RAG-Enabled Agents

Why integrate retrieval with orchestration?

An LLM agent that retrieves information from a knowledge base before answering can ground its responses in your documents rather than relying on training data alone. But retrieval alone is not enough – you also need to decide when to retrieve, how much context to include, and where to store what the agent learns. These are orchestration concerns.

securecontext handles document ingestion, embedding, vector search, and token-aware context assembly. orchestr defines agent workflows as directed graphs, manages state between nodes, and routes execution. Together, they let you build RAG agents where retrieval is an explicit graph node with its own inputs, outputs, and tests.

The sections below connect the two packages using the memory adapter pattern and graph-based retrieve-then-generate workflows.

For securecontext basics, see vignette("securecontext") and vignette("retrieval-workflows"). For orchestr basics, see vignette("quickstart", package = "orchestr").

Building a knowledge base

Start by creating documents, chunking them, and loading them into a retriever. This is the same pipeline from vignette("retrieval-workflows"), repeated here for completeness. Everything runs locally; no external API calls required.

library(securecontext)
library(orchestr)
library(ellmer)

# Create documents from your corpus
docs <- list(
  document("R provides extensive facilities for statistical computing
and graphics. Linear models, time-series analysis, classification, and
clustering are all available out of the box.",
    metadata = list(source = "r-intro", topic = "statistics")),
  document("The tidyverse is a collection of R packages for data science.
Core packages include ggplot2, dplyr, tidyr, readr, and purrr.",
    metadata = list(source = "r-intro", topic = "tidyverse")),
  document("Shiny is an R package for building interactive web applications.
It combines R's analytical power with modern web UI components.",
    metadata = list(source = "r-intro", topic = "shiny"))
)

# Build embedder from the corpus
corpus <- vapply(docs, function(d) d@text, character(1))
embedder <- embed_tfidf(corpus)

# Create vector store and retriever
vs <- vector_store$new(dims = embedder@dims)
ret <- retriever(vs, embedder)
add_documents(ret, docs, chunk_strategy = "sentence")

The `as_orchestr_memory()` adapter

orchestr agents expect a memory backend with get() and set() methods. securecontext’s knowledge_store provides persistent key-value storage backed by JSONL, but its interface does not match what orchestr expects out of the box. The as_orchestr_memory() function bridges this gap.

The adapter pattern is simple: wrap a securecontext object in a thin layer that exposes the interface another package expects. The underlying storage, persistence, and search capabilities of the knowledge store are fully preserved; the adapter just translates method calls.

# Create a persistent knowledge store
ks <- knowledge_store$new(path = "agent-memory.jsonl")

# Wrap it for orchestr
mem <- as_orchestr_memory(ks)

# The adapter exposes get/set -- the same interface orchestr expects
mem$set("user.name", "Alice")
mem$set("session.topic", "data analysis")
mem$get("user.name")
#> [1] "Alice"

The underlying JSONL file persists across R sessions, so agent memory survives restarts. You can also access the knowledge store directly (via ks) to use features like $search() and $list() that are not part of the orchestr memory interface.

Retrieval-in-the-loop graph

The core RAG pattern is: retrieve relevant context before each LLM call. With orchestr’s graph_builder(), you wire this as a two-node graph: a retrieval node followed by an agent node.

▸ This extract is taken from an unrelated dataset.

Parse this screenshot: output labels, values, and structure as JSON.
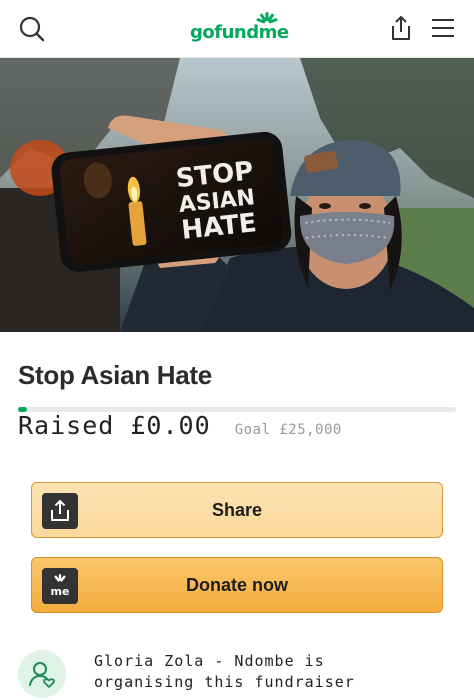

The following diagram shows the flow:

  +----------+      +---------+      +-----+
  | retrieve | ---> |  agent  | ---> | END |
  +----------+      +---------+      +-----+
       |                  |
  Searches vector    Uses retrieved
  store, builds      context to
  token-limited      answer query
  context string     via LLM

The retrieval node runs the securecontext pipeline (retrieve + context build). The agent node takes that context and passes it to an LLM alongside the user’s question. By separating these concerns into distinct graph nodes, each step is independently testable and replaceable.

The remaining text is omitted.